Sehubungan dengan tema Jurnal INTIM kali ini baiklah tulisan-tulisan dalam Seri INTIM itu dilengkapi dengan  buku Interpreting Charismatic Experience karangan David Middlemiss. Dalam buku yang terdiri dari sembilan bab dan satu apendiksnya pembaca akan dibimbing memahami bahwa : (1) Gerakan Karismatik bukanlah sebuah Gerakan Baru di dalam sejarah Kekristenan (Bab 1); (2) Kesulitan-kesulitan Praktis dan Konseptual di dalam Menafsirkan Gerakan Karismatik (Bab 2 dan 3); bagaimana klaim terjadi bahwa Allah itu berbicara kepada kita----yang kemudian diperlihatkan bagaimana klaim tentang “pengalaman religius” itu dipahami secara empirik dan rasional dalam hubungannya dengan entusiasme dan dengan tradisi teologis tertentu seperti dikembangkan oleh Barth dan Bultmann (Bab 4-5) ; (4) paradigma untuk memahami “pengalaman religius”, terutama sekali pengalaman karismatik, di mana entusiasme merupakan sub-paradigma di dalam kepercayaan Kristen  serta criteria menafsirkan pengalaman karismatik itu (Bab 6-9); dan (5) fenomena entusiatik dan terknik-hipnotik (appendix).
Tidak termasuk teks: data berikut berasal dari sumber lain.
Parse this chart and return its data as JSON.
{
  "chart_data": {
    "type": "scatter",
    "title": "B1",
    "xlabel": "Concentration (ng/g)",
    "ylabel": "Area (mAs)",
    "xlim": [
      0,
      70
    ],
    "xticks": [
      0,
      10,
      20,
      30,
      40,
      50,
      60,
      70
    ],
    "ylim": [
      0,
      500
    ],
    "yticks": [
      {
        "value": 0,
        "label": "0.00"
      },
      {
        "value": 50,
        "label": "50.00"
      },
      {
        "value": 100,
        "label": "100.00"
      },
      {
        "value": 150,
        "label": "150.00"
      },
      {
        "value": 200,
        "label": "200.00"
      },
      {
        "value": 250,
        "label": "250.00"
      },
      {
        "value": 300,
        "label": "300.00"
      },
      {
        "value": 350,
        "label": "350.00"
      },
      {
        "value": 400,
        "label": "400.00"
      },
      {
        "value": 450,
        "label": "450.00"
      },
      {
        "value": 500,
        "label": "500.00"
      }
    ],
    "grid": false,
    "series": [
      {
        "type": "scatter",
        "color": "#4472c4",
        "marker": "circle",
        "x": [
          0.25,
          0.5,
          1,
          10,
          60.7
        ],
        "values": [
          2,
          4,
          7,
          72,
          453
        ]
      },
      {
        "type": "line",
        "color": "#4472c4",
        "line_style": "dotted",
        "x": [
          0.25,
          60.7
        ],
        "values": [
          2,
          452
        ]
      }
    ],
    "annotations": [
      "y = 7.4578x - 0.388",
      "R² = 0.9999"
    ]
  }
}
Kalau kita memperhatikan, selain Bab 1,  pokok-pokok bahasan dari Bab 1-9, maka kiranya jelas bahwa buku ini fokusnya buku ini bukanlah menjawab pertanyaan apa itu Gerakan Karismatik itu dan bagaimana memahami Gerakan Karismatik itu secara histories, sosiologis, antropologis dan psikologis?  Tetapi buku, seperti ditekankan oleh penulis sendiri, bahwa fokus buku ini ialah epistemolog-karismatik, yaitu: sebuah penyelidikan ke dalan struktur bangunan penegathuan tentang bagaimana seseorang dapat membenarkan sebuah klaim bahwa dia dapat mengetahui bahwa Allah terlibat di dalam pengalaman hidup sehari-harinya (hlm. Xv).

 

Untuk membaca buku ini pembaca perlu mempunyai pengetahuan yang luas dalam soal-soal epistemology, terutama filsafat ilmu  dan sejarah Gereja dan teologi yang memadai secara interdisipliner. Pembaca yang tidak mempunyai modal tentang filsafat ilmu, dan sejarah Gereja dan teologi serta kesadaran interdisipliner, pastilah membaca buku ini dengan banyak kesulitan.    Sekalipun demikian membaca buku pastilah akan memberi pencerahan keilmuan secara hermeneutis dalam menafsirkan Gerakan Karismatik sebagai pengamalan spiritualitas yang patut diperhatikan dan diintergrasikan ke dalam keseluruhan kesadaran pengalaman iman Kristiani yang dapat dihayatai dan dialami di dalam pengamalan liturgis dan pendampingan yang membebaskan dan memberdayakan untuk mampu hidup secara transformatif di dalam dunia ini, dan bukannya pengalaman karismatik itu dijadikan pengalaman spiritual menjadi pill-ecstasy yang menghilangkan rasa sakit sementar!!  Selamat membaca!!